Ericas Zimmer füllte sich mit Dingen, die sich angenehm anfühlten, mit denen man herumspielen und an denen man riechen konnte. Ständig brannte irgendetwas in einer Schale vor sich hin. Einmal kaufte sie einem weiß gekleideten Mann in der Subway Räucherstäbchen ab und las hinterher entsetzt, was auf dem Zettel stand, den er ihr sanft in die Hand gedrückt hatte:
Danke für den Kauf der Patschuli-Räucherstäbchen »Lieblich«.
Mit deinem Beitrag förderst du den KAMPF gegen den Aufstieg des Weltjudentums.

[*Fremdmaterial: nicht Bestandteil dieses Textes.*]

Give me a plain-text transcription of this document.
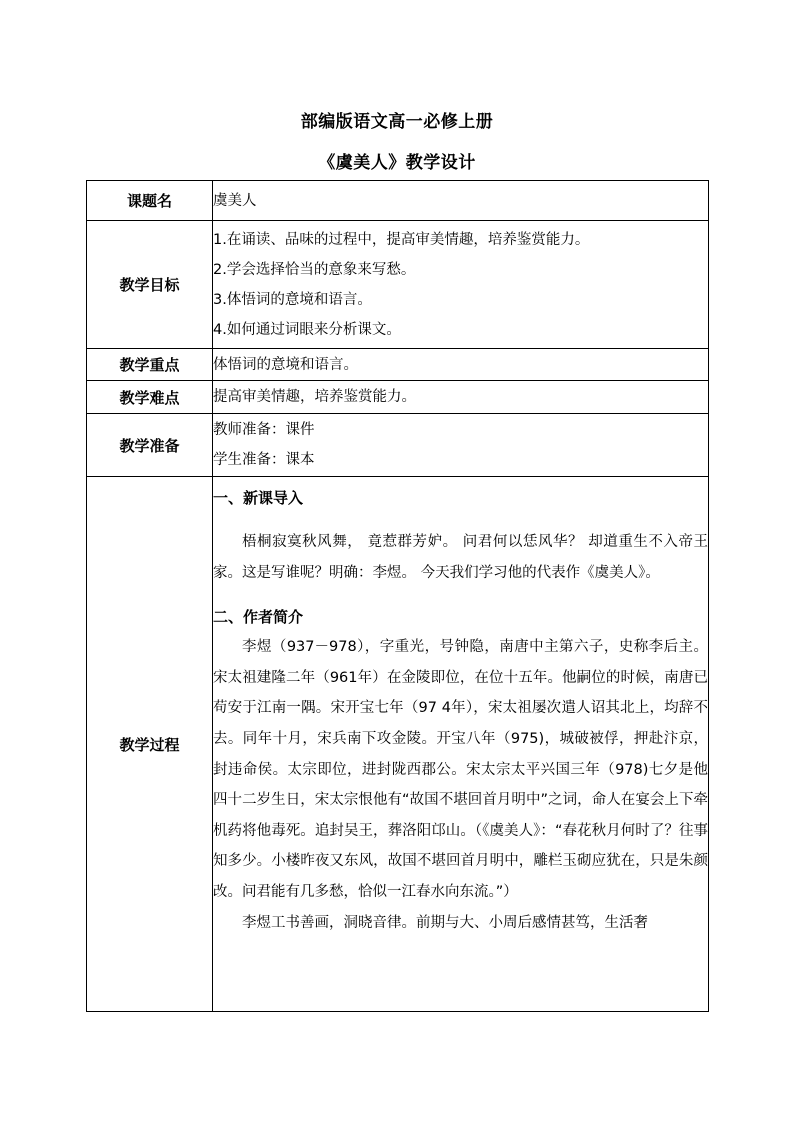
部编版语文高一必修上册
《虞美人》教学设计
课题名	虞美人

教学目标	1.在诵读、品味的过程中，提高审美情趣，培养鉴赏能力。
2.学会选择恰当的意象来写愁。
3.体悟词的意境和语言。
4.如何通过词眼来分析课文。

教学重点	体悟词的意境和语言。

教学难点	提高审美情趣，培养鉴赏能力。

教学准备	教师准备：课件
学生准备：课本

教学过程	一、新课导入

梧桐寂寞秋风舞， 竟惹群芳妒。 问君何以恁风华？ 却道重生不入帝王家。这是写谁呢？明确：李煜。 今天我们学习他的代表作《虞美人》。

二、作者简介

李煜（937－978），字重光，号钟隐，南唐中主第六子，史称李后主。宋太祖建隆二年（961年）在金陵即位，在位十五年。他嗣位的时候，南唐已苟安于江南一隅。宋开宝七年（97 4年），宋太祖屡次遣人诏其北上，均辞不去。同年十月，宋兵南下攻金陵。开宝八年（975)，城破被俘，押赴汴京，封违命侯。太宗即位，进封陇西郡公。宋太宗太平兴国三年（978)七夕是他四十二岁生日，宋太宗恨他有“故国不堪回首月明中”之词，命人在宴会上下牵机药将他毒死。追封吴王，葬洛阳邙山。（《虞美人》：“春花秋月何时了？往事知多少。小楼昨夜又东风，故国不堪回首月明中，雕栏玉砌应犹在，只是朱颜改。问君能有几多愁，恰似一江春水向东流。”）

李煜工书善画，洞晓音律。前期与大、小周后感情甚笃，生活奢
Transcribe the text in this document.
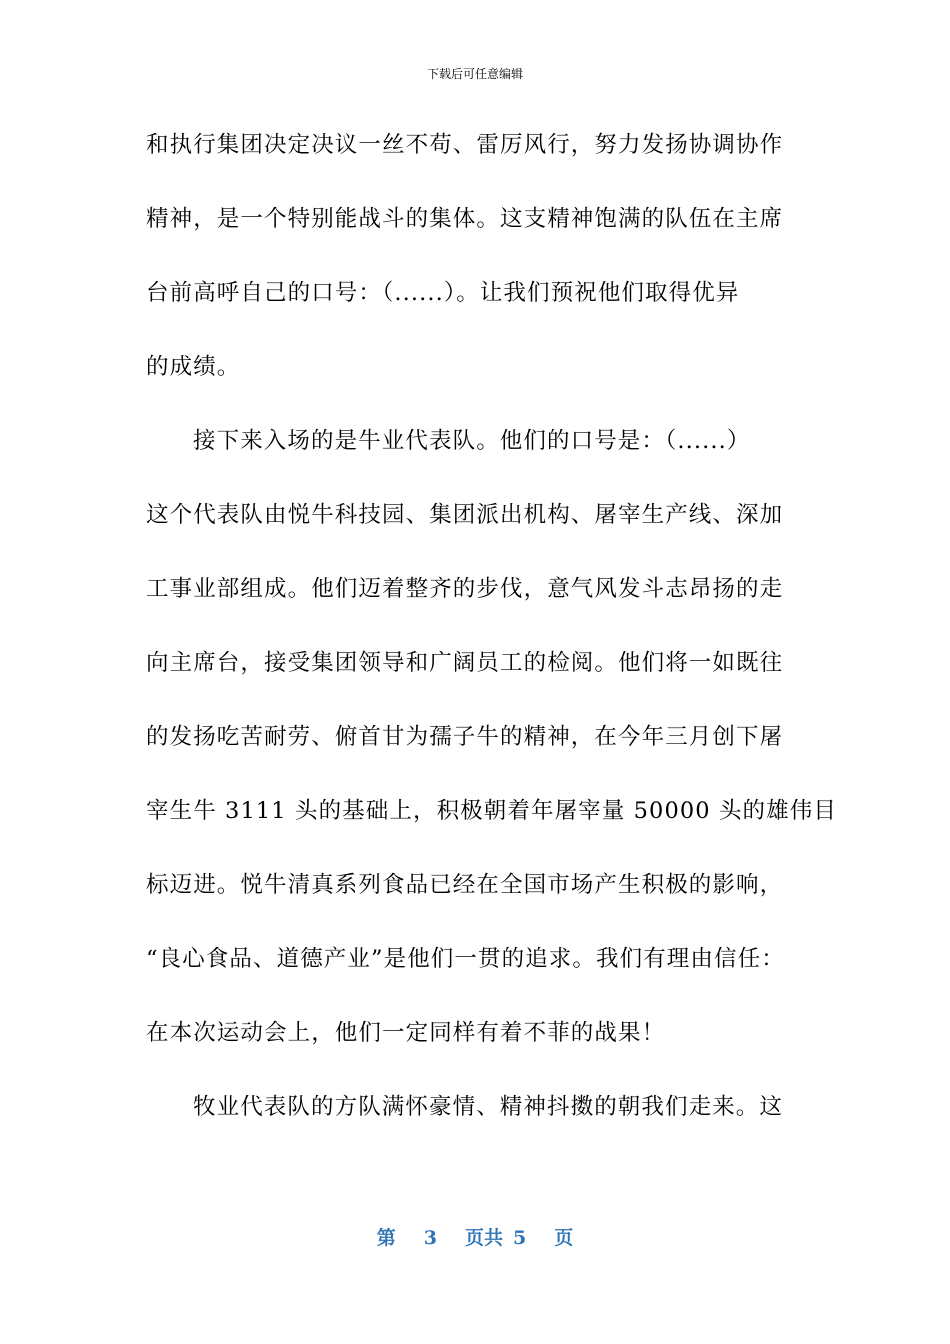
下载后可任意编辑
和执行集团决定决议一丝不苟、雷厉风行，努力发扬协调协作
精神，是一个特别能战斗的集体。这支精神饱满的队伍在主席
台前高呼自己的口号：（......）。让我们预祝他们取得优异
的成绩。
接下来入场的是牛业代表队。他们的口号是：（......）
这个代表队由悦牛科技园、集团派出机构、屠宰生产线、深加
工事业部组成。他们迈着整齐的步伐，意气风发斗志昂扬的走
向主席台，接受集团领导和广阔员工的检阅。他们将一如既往
的发扬吃苦耐劳、俯首甘为孺子牛的精神，在今年三月创下屠
宰生牛 3111 头的基础上，积极朝着年屠宰量 50000 头的雄伟目
标迈进。悦牛清真系列食品已经在全国市场产生积极的影响，
“良心食品、道德产业”是他们一贯的追求。我们有理由信任：
在本次运动会上，他们一定同样有着不菲的战果！
牧业代表队的方队满怀豪情、精神抖擞的朝我们走来。这
第 3 页共 5 页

Die Räucherstäbchen brannten trotzdem. Opal atmete den Mief im Zimmer ihrer Schwester ein und dachte wehmütig an das gemeinsame Hyperventilieren, mit dem es nun leider vorbei war. Wenn sie früher im Schneidersitz auf Ericas Bett gesessen und immer schneller geatmet hatten, waren für Opal die ersten Sekunden am aufregendsten gewesen. Erica hatte die Regel eingeführt, dass die Augen geschlossen zu bleiben hatten, doch hin und wieder blinzelte Opal unter einem Lid hervor und beobachtete, wie ihre Schwester heftig mit den Schultern zuckte und nach Atem rang. Ein verwirrender Anblick, der aber dazugehörte. Erica sah aus wie ein großes Meerestier, das auf ein Stück Fels gespült worden war, und Opal war die kleine Schwester dieses Tiers. Wäre in dieser Situation jemand ins Zimmer gestürmt, hätte er etwas völlig Verrücktes gesehen: zwei Mädchen, die nach Luft japsten, obwohl davon wahrlich genug vorhanden war. Doch es stürmte nie jemand herein; selbst die Babysitter wahrten wohlweislich Abstand. Manchmal hörte Opal einen oder eine von ihnen im Wohnzimmer proben. Sie hatte sich an die in der Ferne murmelnden Stimmen gewöhnt, an das Auf und Ab der Wortfetzen, und achtete kaum noch darauf. Das Zusammensein mit ihrer Schwester war wichtiger: nur sie beide und das Atmen und das Umkippen.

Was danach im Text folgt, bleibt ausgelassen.